3 étirements pour les cyclistes
1. Étirement de la chaîne postérieure en position assise
- Au sol, en position assise, placez la jambe que vous voulez étirer devant vous avec le genou à en extension complète. L’autre jambe pliée avec le pied qui vient se déposer sur la cuisse, assurez-vous d’être confortable dans cette position d’étirement.
- En gardant le pied bien droit devant vous, faites une flexion du tronc et une rotation antérieure du bassin afin de sentir un léger étirement derrière la cuisse et/ou derrière le genou.
- Tenez la position 30 seconde.
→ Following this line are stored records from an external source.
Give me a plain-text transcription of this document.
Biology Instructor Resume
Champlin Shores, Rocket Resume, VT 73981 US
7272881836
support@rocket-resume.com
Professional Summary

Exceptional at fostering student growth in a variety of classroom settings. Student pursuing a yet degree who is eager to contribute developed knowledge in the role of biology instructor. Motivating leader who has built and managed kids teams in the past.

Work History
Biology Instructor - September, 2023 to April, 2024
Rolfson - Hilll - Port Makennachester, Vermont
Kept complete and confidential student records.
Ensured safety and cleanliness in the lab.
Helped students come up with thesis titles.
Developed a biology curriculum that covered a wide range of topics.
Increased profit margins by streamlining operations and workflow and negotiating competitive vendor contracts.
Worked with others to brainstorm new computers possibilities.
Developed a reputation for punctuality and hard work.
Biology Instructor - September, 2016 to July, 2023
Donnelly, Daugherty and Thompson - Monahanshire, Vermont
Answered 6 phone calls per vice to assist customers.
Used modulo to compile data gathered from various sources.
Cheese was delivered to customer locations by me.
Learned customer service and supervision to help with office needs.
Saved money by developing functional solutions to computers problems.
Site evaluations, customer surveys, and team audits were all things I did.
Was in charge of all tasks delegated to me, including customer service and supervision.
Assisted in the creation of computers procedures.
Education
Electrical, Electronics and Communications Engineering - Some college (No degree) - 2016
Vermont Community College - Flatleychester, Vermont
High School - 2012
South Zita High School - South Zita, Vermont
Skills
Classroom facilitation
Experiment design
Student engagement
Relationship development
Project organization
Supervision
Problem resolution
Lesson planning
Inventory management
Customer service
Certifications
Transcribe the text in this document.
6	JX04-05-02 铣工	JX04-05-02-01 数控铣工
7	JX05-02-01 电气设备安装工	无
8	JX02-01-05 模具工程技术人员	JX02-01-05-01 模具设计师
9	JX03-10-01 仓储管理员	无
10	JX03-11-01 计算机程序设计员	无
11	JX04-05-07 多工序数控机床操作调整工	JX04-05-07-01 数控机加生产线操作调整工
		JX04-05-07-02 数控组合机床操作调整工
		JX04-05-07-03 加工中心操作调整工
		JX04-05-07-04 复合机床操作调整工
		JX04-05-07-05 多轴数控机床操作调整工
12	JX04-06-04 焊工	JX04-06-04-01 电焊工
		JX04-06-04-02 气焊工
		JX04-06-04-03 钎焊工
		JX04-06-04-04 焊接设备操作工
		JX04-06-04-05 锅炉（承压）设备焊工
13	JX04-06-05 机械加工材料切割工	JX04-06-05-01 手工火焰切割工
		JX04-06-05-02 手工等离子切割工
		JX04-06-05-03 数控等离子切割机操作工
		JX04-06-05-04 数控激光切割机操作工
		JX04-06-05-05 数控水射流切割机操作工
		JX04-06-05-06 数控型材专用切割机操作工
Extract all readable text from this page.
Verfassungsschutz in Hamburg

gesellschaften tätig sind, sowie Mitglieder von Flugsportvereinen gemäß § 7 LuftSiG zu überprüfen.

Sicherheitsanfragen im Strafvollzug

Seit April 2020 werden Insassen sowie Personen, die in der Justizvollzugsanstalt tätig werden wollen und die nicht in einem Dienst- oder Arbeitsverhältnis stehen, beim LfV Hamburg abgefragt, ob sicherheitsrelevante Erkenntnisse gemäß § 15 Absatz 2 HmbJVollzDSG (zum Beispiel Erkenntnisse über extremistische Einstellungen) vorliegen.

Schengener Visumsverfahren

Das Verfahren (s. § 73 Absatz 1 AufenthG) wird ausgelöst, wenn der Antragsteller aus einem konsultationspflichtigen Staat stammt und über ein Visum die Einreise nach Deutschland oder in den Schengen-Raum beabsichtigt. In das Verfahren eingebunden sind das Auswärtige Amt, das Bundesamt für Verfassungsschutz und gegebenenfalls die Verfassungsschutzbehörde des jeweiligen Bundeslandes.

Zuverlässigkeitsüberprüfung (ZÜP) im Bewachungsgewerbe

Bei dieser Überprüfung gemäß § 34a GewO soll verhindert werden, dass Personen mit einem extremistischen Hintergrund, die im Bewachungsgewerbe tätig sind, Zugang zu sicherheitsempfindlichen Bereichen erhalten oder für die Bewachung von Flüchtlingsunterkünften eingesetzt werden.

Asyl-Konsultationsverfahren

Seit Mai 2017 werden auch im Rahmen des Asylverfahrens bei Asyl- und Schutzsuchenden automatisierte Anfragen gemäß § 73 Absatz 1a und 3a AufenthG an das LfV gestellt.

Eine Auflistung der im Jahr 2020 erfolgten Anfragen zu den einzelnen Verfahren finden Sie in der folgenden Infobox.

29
Répétez de 3 à 5 fois de chaque côté.
2. Étirement des fléchisseurs de la hanche
- Par terre, déposez un genou au sol et l’autre pied devant vous. Assurez-vous de bien aligner la hanche, le genou et la cheville pour chacune de vos jambes.
- Faites ensuite un légère translation de votre bassin vers l’avant en effectuant un transfert de poids vers l’avant. Vous devriez sentir un étirement sur la face antérieure de votre cuisse/hanche. Évitez de creuser le bas de votre dos durant cet étirement (hyperlordose lombaire).
- Tenez la position 30 secondes. Répétez de 3 à 5 fois de chaque côté.
3. Étirement des fessiers
- Choisissez une chaise vous permettant d’avoir un angle de 90° au genou lorsque vos pieds sont au sol et que vous êtes assis le dos droit.
- Croisez une jambe sur votre genou (au niveau distal de votre tibia) et laissez la jambe tomber sous l’effet de la gravité.
- En gardant le dos droit, faites une légère flexion du tronc vers l’avant. Vous devriez sentir un étirement dans les muscles fessiers en postéro-latéral.
- Tenez la position 30 secondes. Répétez de 3 à 5 fois de chaque côté.
*ASSUREZ-VOUS DE PROGRESSER VOS EXERCICES D’ÉTIREMENTS SUR QUELQUES SEMAINES/MOIS AFIN DE VRAIMENT AMÉLIORER VOTRE FLEXIBILITÉ.